A biopsy is when a small sample of a tissue, most often a lump or growth, is taken for analysis to determine what it is. Unfortunately it is impossible to tell what a lump is just by looking at it or feeling it. There are many circumstances when your vet may recommend a biopsy prior to surgery or treatment.
Why can’t the lump just be removed?
For some small lumps this may be appropriate. However for larger lumps, those in locations difficult to remove (for example head and legs) and those showing worrying characteristics such as rapid growth or ulceration, a biopsy before surgery is often more appropriate.
A specialised needle for taking a biopsy
A biopsy helps tell your vet the following:
- If the lump is a cancer
- If it is cancer, whether it is benign or malignant
- How aggressively it will behave
- What type of surgery is required to treat it successfully
- Whether treatments other than surgery are appropriate
- What the long term outlook is (prognosis)

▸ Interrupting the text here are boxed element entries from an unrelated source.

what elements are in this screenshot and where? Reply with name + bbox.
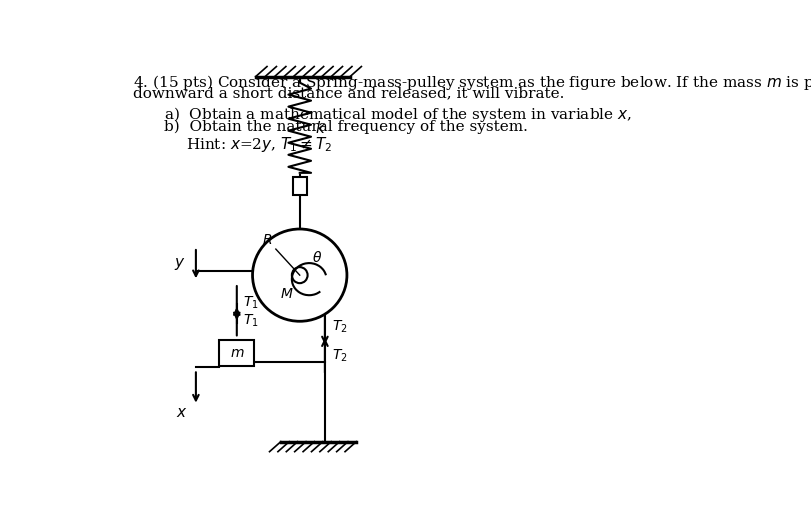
Text: $T_2$: $T_2$ — [332, 319, 348, 336]
Text: $M$: $M$ — [280, 287, 294, 301]
Text: $\theta$: $\theta$ — [312, 250, 322, 265]
Text: $k$: $k$ — [315, 120, 326, 135]
Text: $y$: $y$ — [174, 256, 186, 272]
Text: $m$: $m$ — [230, 346, 244, 361]
Text: $T_1$: $T_1$ — [242, 295, 259, 312]
Text: $T_2$: $T_2$ — [332, 347, 348, 364]
Text: downward a short distance and released, it will vibrate.: downward a short distance and released, … — [133, 86, 564, 101]
Bar — [293, 177, 307, 195]
Ellipse shape — [252, 229, 346, 321]
Text: $x$: $x$ — [176, 405, 187, 419]
Text: $R$: $R$ — [262, 233, 272, 247]
Text: Hint: $x$=2$y$, $T_1$$\neq$$T_2$: Hint: $x$=2$y$, $T_1$$\neq$$T_2$ — [187, 135, 333, 154]
Bar — [219, 340, 254, 366]
Text: b)  Obtain the natural frequency of the system.: b) Obtain the natural frequency of the s… — [164, 119, 528, 134]
Text: $T_1$: $T_1$ — [242, 313, 259, 329]
Text: 4. (15 pts) Consider a Spring-mass-pulley system as the figure below. If the mas: 4. (15 pts) Consider a Spring-mass-pulle… — [133, 72, 811, 92]
Text: a)  Obtain a mathematical model of the system in variable $x$,: a) Obtain a mathematical model of the sy… — [164, 105, 632, 123]
Ellipse shape — [291, 267, 307, 283]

Surgery for some types of cancer requires a margin of apparently normal tissue to be removed with the cancer to ensure all the cancer is taken away. This margin can be up to 2-3 centimetres for certain types of cancer. If this type of surgery is not performed as the first surgery then further surgery has less chance of curing the cancer. Incomplete first surgery can significantly compromise future treatment and sometimes survival with cancer.

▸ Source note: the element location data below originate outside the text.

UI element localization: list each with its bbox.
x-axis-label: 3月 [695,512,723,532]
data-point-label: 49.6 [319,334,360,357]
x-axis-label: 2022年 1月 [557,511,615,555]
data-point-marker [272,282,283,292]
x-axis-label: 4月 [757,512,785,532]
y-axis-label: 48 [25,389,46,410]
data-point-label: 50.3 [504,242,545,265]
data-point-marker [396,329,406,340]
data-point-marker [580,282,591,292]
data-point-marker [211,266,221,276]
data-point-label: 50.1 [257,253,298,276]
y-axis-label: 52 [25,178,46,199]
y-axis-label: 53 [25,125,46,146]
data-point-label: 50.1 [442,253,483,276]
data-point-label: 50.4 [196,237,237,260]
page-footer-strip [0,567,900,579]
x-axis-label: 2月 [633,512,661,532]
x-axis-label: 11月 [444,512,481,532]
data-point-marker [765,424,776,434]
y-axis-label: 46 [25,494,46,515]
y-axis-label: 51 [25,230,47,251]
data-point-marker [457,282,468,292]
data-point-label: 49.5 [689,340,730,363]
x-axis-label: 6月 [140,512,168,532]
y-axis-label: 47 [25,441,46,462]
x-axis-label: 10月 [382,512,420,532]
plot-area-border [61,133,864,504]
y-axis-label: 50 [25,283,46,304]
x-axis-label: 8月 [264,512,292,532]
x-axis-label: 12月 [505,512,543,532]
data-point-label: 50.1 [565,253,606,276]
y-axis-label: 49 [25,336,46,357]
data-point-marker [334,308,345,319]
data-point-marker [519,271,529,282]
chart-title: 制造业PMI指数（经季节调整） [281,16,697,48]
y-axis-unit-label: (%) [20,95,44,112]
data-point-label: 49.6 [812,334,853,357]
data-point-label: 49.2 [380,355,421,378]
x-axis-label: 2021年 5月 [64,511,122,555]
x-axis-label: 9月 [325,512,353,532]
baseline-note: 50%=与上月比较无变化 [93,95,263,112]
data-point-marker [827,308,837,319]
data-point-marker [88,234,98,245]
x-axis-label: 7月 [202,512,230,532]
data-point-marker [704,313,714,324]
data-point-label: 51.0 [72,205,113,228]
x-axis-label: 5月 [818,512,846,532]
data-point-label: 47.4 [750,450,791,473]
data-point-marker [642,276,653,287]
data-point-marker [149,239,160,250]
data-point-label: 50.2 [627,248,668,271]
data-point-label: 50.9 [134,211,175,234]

The smaller ink ring on this dog’s leg circles the mass. The larger ink ring marks the margin of normal tissue to be removed with the mass.
The long term outlook and chance of a cure (prognosis) is also different for different types of cancer. The type of cancer may change an owners’ willingness to treat their pet and the costs involved. A biopsy allows this to be discussed before considering more major surgery
Even within one type of cancer there may be different levels of aggressiveness often called ‘Grade’. This is further important information that a biopsy will provide, as the treatment required and survival varies significantly with grade.

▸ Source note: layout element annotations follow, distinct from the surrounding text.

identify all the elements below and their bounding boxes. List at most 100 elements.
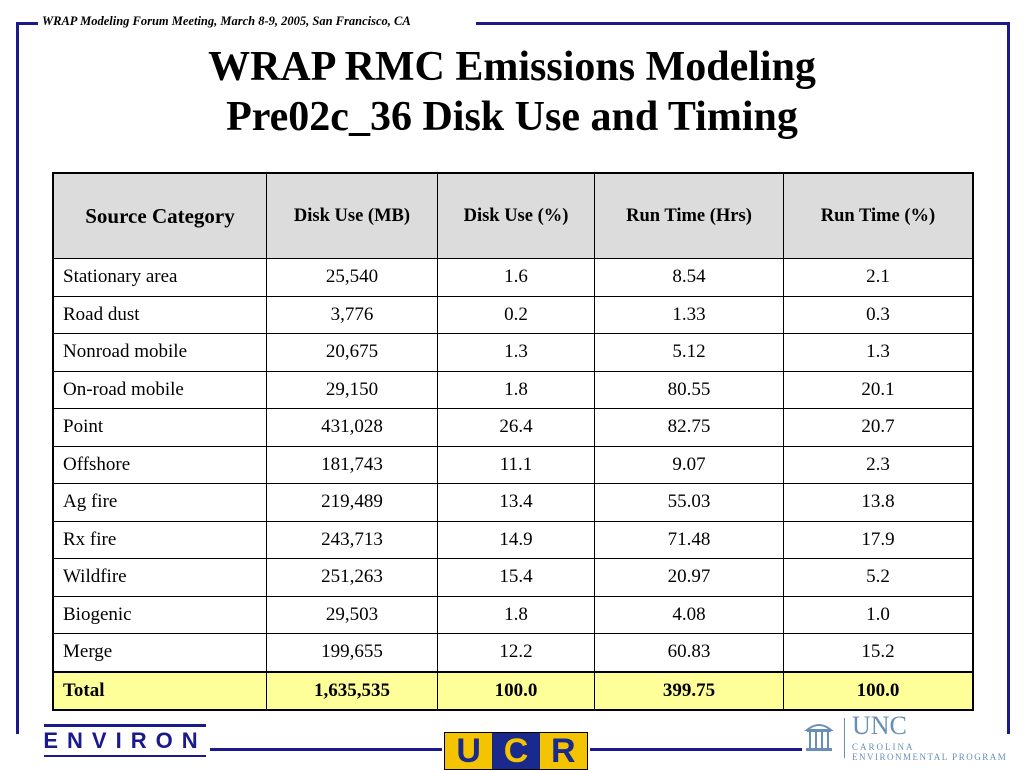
cell-disk-use-pct: 13.4 [437,483,595,522]
cell-disk-use-pct: 1.8 [437,370,595,409]
cell-run-time-hrs: 80.55 [594,370,784,409]
cell-disk-use-mb: 219,489 [266,483,438,522]
cell-run-time-pct: 2.3 [783,445,974,484]
old-well-icon [804,724,834,751]
cell-source-category: Nonroad mobile [52,333,267,372]
cell-run-time-pct: 15.2 [783,633,974,672]
cell-run-time-pct: 0.3 [783,295,974,334]
cell-run-time-hrs: 4.08 [594,595,784,634]
cell-run-time-pct: 2.1 [783,258,974,297]
cell-run-time-hrs: 8.54 [594,258,784,297]
unc-logo-name: UNC [852,711,907,740]
cell-disk-use-pct: 100.0 [437,670,595,711]
cell-disk-use-pct: 15.4 [437,558,595,597]
header-run-time-pct: Run Time (%) [783,172,974,259]
cell-run-time-hrs: 71.48 [594,520,784,559]
cell-run-time-pct: 13.8 [783,483,974,522]
unc-logo-line-1: CAROLINA [852,742,915,752]
cell-source-category: Offshore [52,445,267,484]
cell-source-category: Wildfire [52,558,267,597]
header-source-category: Source Category [52,172,267,259]
ucr-logo: U C R [444,732,588,770]
table-row: Rx fire 243,713 14.9 71.48 17.9 [52,520,974,559]
cell-run-time-pct: 20.1 [783,370,974,409]
unc-logo: UNC CAROLINA ENVIRONMENTAL PROGRAM [804,711,1008,764]
cell-run-time-hrs: 60.83 [594,633,784,672]
table-row: Ag fire 219,489 13.4 55.03 13.8 [52,483,974,522]
cell-source-category: Ag fire [52,483,267,522]
cell-run-time-hrs: 55.03 [594,483,784,522]
table-row: Biogenic 29,503 1.8 4.08 1.0 [52,595,974,634]
slide-title: WRAP RMC Emissions Modeling Pre02c_36 Di… [0,42,1024,142]
frame-left [16,22,19,734]
cell-source-category: Point [52,408,267,447]
cell-disk-use-mb: 251,263 [266,558,438,597]
ucr-logo-letter-c: C [492,733,540,769]
frame-bottom-segment-1 [210,748,442,751]
cell-source-category: Merge [52,633,267,672]
cell-run-time-pct: 1.0 [783,595,974,634]
cell-disk-use-pct: 1.6 [437,258,595,297]
table-row: On-road mobile 29,150 1.8 80.55 20.1 [52,370,974,409]
table-total-row: Total 1,635,535 100.0 399.75 100.0 [52,670,974,711]
cell-disk-use-mb: 199,655 [266,633,438,672]
meeting-header-note: WRAP Modeling Forum Meeting, March 8-9, … [42,14,411,28]
header-run-time-hrs: Run Time (Hrs) [594,172,784,259]
cell-source-category: Biogenic [52,595,267,634]
slide-title-line-2: Pre02c_36 Disk Use and Timing [226,94,798,140]
cell-source-category: On-road mobile [52,370,267,409]
table-row: Stationary area 25,540 1.6 8.54 2.1 [52,258,974,297]
cell-source-category: Total [52,670,267,711]
header-disk-use-pct: Disk Use (%) [437,172,595,259]
cell-source-category: Rx fire [52,520,267,559]
cell-disk-use-pct: 26.4 [437,408,595,447]
cell-disk-use-mb: 25,540 [266,258,438,297]
cell-run-time-hrs: 1.33 [594,295,784,334]
table-header-row: Source Category Disk Use (MB) Disk Use (… [52,172,974,259]
cell-disk-use-pct: 14.9 [437,520,595,559]
cell-disk-use-mb: 29,503 [266,595,438,634]
cell-disk-use-pct: 1.3 [437,333,595,372]
environ-logo: ENVIRON [43,724,206,757]
cell-source-category: Road dust [52,295,267,334]
slide-title-line-1: WRAP RMC Emissions Modeling [208,44,816,90]
cell-disk-use-mb: 181,743 [266,445,438,484]
cell-run-time-hrs: 399.75 [594,670,784,711]
cell-run-time-pct: 17.9 [783,520,974,559]
ucr-logo-letter-r: R [539,733,587,769]
cell-run-time-hrs: 20.97 [594,558,784,597]
cell-disk-use-pct: 1.8 [437,595,595,634]
cell-disk-use-mb: 20,675 [266,333,438,372]
ucr-logo-letter-u: U [445,733,493,769]
cell-disk-use-mb: 3,776 [266,295,438,334]
table-row: Merge 199,655 12.2 60.83 15.2 [52,633,974,672]
disk-use-timing-table: Source Category Disk Use (MB) Disk Use (… [52,172,974,711]
table-row: Wildfire 251,263 15.4 20.97 5.2 [52,558,974,597]
unc-logo-line-2: ENVIRONMENTAL PROGRAM [852,752,1008,762]
table-row: Nonroad mobile 20,675 1.3 5.12 1.3 [52,333,974,372]
cell-run-time-hrs: 82.75 [594,408,784,447]
cell-disk-use-pct: 12.2 [437,633,595,672]
cell-run-time-hrs: 5.12 [594,333,784,372]
frame-top-left [16,22,38,25]
cell-disk-use-mb: 243,713 [266,520,438,559]
cell-run-time-hrs: 9.07 [594,445,784,484]
frame-right [1007,22,1010,734]
table-row: Point 431,028 26.4 82.75 20.7 [52,408,974,447]
cell-run-time-pct: 20.7 [783,408,974,447]
cell-run-time-pct: 5.2 [783,558,974,597]
cell-disk-use-pct: 11.1 [437,445,595,484]
cell-disk-use-mb: 29,150 [266,370,438,409]
frame-top-right [476,22,1010,25]
table-row: Offshore 181,743 11.1 9.07 2.3 [52,445,974,484]
cell-run-time-pct: 100.0 [783,670,974,711]
table-body: Stationary area 25,540 1.6 8.54 2.1 Road dust… [52,258,974,711]
frame-bottom-segment-2 [590,748,802,751]
cell-source-category: Stationary area [52,258,267,297]
cell-disk-use-mb: 1,635,535 [266,670,438,711]
unc-logo-divider [844,718,845,758]
table-row: Road dust 3,776 0.2 1.33 0.3 [52,295,974,334]
cell-disk-use-mb: 431,028 [266,408,438,447]
header-disk-use-mb: Disk Use (MB) [266,172,438,259]
cell-run-time-pct: 1.3 [783,333,974,372]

You can’t judge by appearances! These images show 2 masses on chest walls with very similar appearance. The lump on the left was a benign fatty mass and cured with simple surgery. The lump on the right was an aggressive malignant tumour that required extensive surgery to treat it.
How is a biopsy taken?
Biopsies are either taken through a small surgical incision or using a special needle. The needles take a smaller sample but do not require a surgical incision. They are also useful to obtain samples of masses located deeper in the tissues or in body cavities.
Can there be problems with a biopsy?
Complications of biopsy procedures are uncommon. However as with any surgery, wound problems, significant bleeding and infections can occasionally happen. The most common problem with a biopsy is the failure for the sample to give a definitive answer. In general the larger the sample taken, the more likely we are to achieve a definitive diagnosis. However, we expect biopsies provide the correct and definitive diagnosis in about 95% of cases. This is not because the procedure is poorly performed, but because of the limitation of analysing a small piece of tissue.
The other disadvantage to biopsies is the need for sedation or anaesthesia and the additional costs involved. However the benefits achieved by treating the cancer correctly generally will outweigh these issues and may save money in the long term.